A cette date de ce 10 septembre, un ressortissant du quartier Bè affirme avoir été aussi témoin du drame. Il raconte que tout a commencé à l’époque avec les forces de l’ordre qui lançaient des gaz lacrymogènes. Réplique de la part des civils qui les ont poursuivi en lançant à leur tour des pierres avec le mouvement dénommé à l’époque ”Ekpemogue”. Arrivé à un moment, les jeunes de Bè avaient été encerclés par ces forces de l’ordre qui ont tiré à balles réelles sur les manifestants.

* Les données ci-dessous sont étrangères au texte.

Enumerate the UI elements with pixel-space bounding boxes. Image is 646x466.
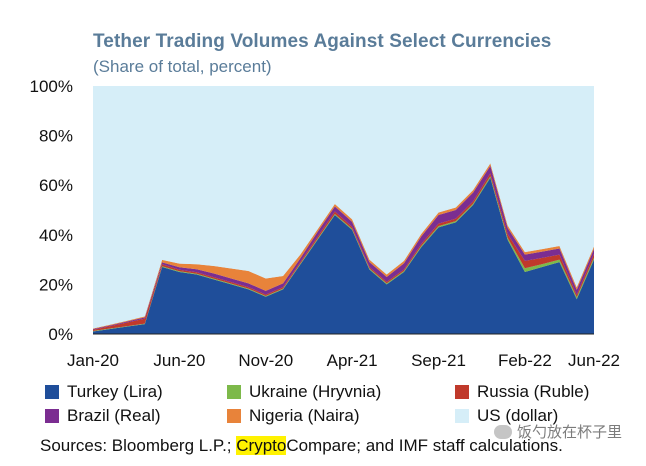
wechat-icon <box>494 425 512 439</box>
legend-swatch <box>227 409 241 423</box>
series-area-turkey-lira <box>93 177 594 334</box>
x-tick-label: Sep-21 <box>411 351 466 370</box>
legend-swatch <box>45 385 59 399</box>
legend-item: Ukraine (Hryvnia) <box>227 382 381 402</box>
legend-item: Turkey (Lira) <box>45 382 163 402</box>
legend-swatch <box>227 385 241 399</box>
y-tick-label: 100% <box>30 77 73 96</box>
x-tick-label: Jun-20 <box>153 351 205 370</box>
legend-item: Brazil (Real) <box>45 406 161 426</box>
source-note: Sources: Bloomberg L.P.; CryptoCompare; … <box>40 436 563 456</box>
chart-title: Tether Trading Volumes Against Select Cu… <box>93 31 552 52</box>
legend-label: Ukraine (Hryvnia) <box>249 382 382 401</box>
legend-swatch <box>45 409 59 423</box>
legend-swatch <box>455 385 469 399</box>
legend-item: US (dollar) <box>455 406 558 426</box>
legend-swatch <box>455 409 469 423</box>
y-tick-label: 80% <box>39 127 73 146</box>
legend-label: Turkey (Lira) <box>67 382 163 401</box>
source-prefix: Sources: Bloomberg L.P.; <box>40 436 237 455</box>
legend-label: Russia (Ruble) <box>477 382 590 401</box>
stacked-area-chart: 0% 20% 40% 60% 80% 100% Jan-20 Jun-20 Nov-20 Apr-… <box>30 77 620 370</box>
watermark: 饭勺放在杯子里 <box>494 421 622 442</box>
chart-subtitle: (Share of total, percent) <box>93 57 272 76</box>
source-highlight: Crypto <box>236 436 287 455</box>
y-tick-label: 20% <box>39 275 73 294</box>
y-tick-label: 60% <box>39 176 73 195</box>
x-tick-label: Jun-22 <box>568 351 620 370</box>
series-area-us-dollar <box>93 86 594 329</box>
legend-label: Nigeria (Naira) <box>249 406 360 425</box>
x-tick-label: Feb-22 <box>498 351 552 370</box>
x-tick-label: Apr-21 <box>327 351 378 370</box>
watermark-text: 饭勺放在杯子里 <box>517 424 623 441</box>
x-tick-label: Nov-20 <box>238 351 293 370</box>
source-suffix: Compare; and IMF staff calculations. <box>286 436 563 455</box>
x-tick-label: Jan-20 <box>67 351 119 370</box>
y-tick-label: 40% <box>39 226 73 245</box>
legend-label: Brazil (Real) <box>67 406 161 425</box>
legend: Turkey (Lira) Ukraine (Hryvnia) Russia (Ru… <box>45 382 645 430</box>
legend-item: Nigeria (Naira) <box>227 406 360 426</box>
legend-item: Russia (Ruble) <box>455 382 589 402</box>
y-tick-label: 0% <box>48 325 73 344</box>
legend-label: US (dollar) <box>477 406 559 425</box>
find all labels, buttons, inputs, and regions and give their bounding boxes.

Quelques uns ont été jetés dans la lagune par ces soldats. Certains se sont jetés de leur propre gré dans le cours d’eau selon le Témoin.
Témoin qui a été reçu par feu Général Eyadéma, président de la République Togolaise d’alors en présence de certains des membres du Gouvernement, dont les Ministres Améyi et Barqué en plus des chefs traditionnels de Bè et d’Amoutivé.

Le Témoin décrit les faits au président de la République. Ce dernier lui fait savoir que les forces de l’ordre se sont emportés contre les jeunes de Bè, une situation qu’il déplore. La question qu’on se pose est de savoir de qui venait l’ordre de tirer sur la population sans armes.

Certainement un des plus zélés de la cour royale qui n’a pas jugé recommandable de se fier à son supérieur hiérarchique avant d’exécuter ce qui lui semble le mieux appréciable aux yeux de son serviteur.

Des sommes d’argent ont été envoyées par lui par la suite aux familles éplorées. Ajoutons aussi que ce natif de Bè est victime des violences politiques des évènements de 2005 dont il porte encore les séquelles. Il n’arrive pas à se tenir debout.

Une page a été également consacrée aux auditions relatives aux évènements de 1958. Celles-ci ont mis en relief les violences et violations des droits de l’homme qui ont caractérisé cette époque.

La particularité de ces auditions a été le contre témoignage présenté par le deuxième intervenant et selon lequel contrairement à la version présentée le 07 Septembre 2011, c’est son père qui a déchiré le drapeau de l’autonomie que l’on s’apprêtait à hisser solennellement en 1958.

Ce 10 Septembre devrait être également consacré aux faits relatifs à l’attaque de la Primature. Mais les Témoins n’ont pas répondu à l’appel. Ce thème est reporté à une date ultérieure par Monseigneur Nicodème Barrigah, Président de la commission qui a débuté la séance de ce jour comme à l’accoutumée par une prière.

La CVJR prie toute personne physique ou morale pouvant apporter des éléments nouveaux sur les faits relatés aux audiences de bien se rapprocher de ses services compétents ou sur la ligne verte 80 00 12 12.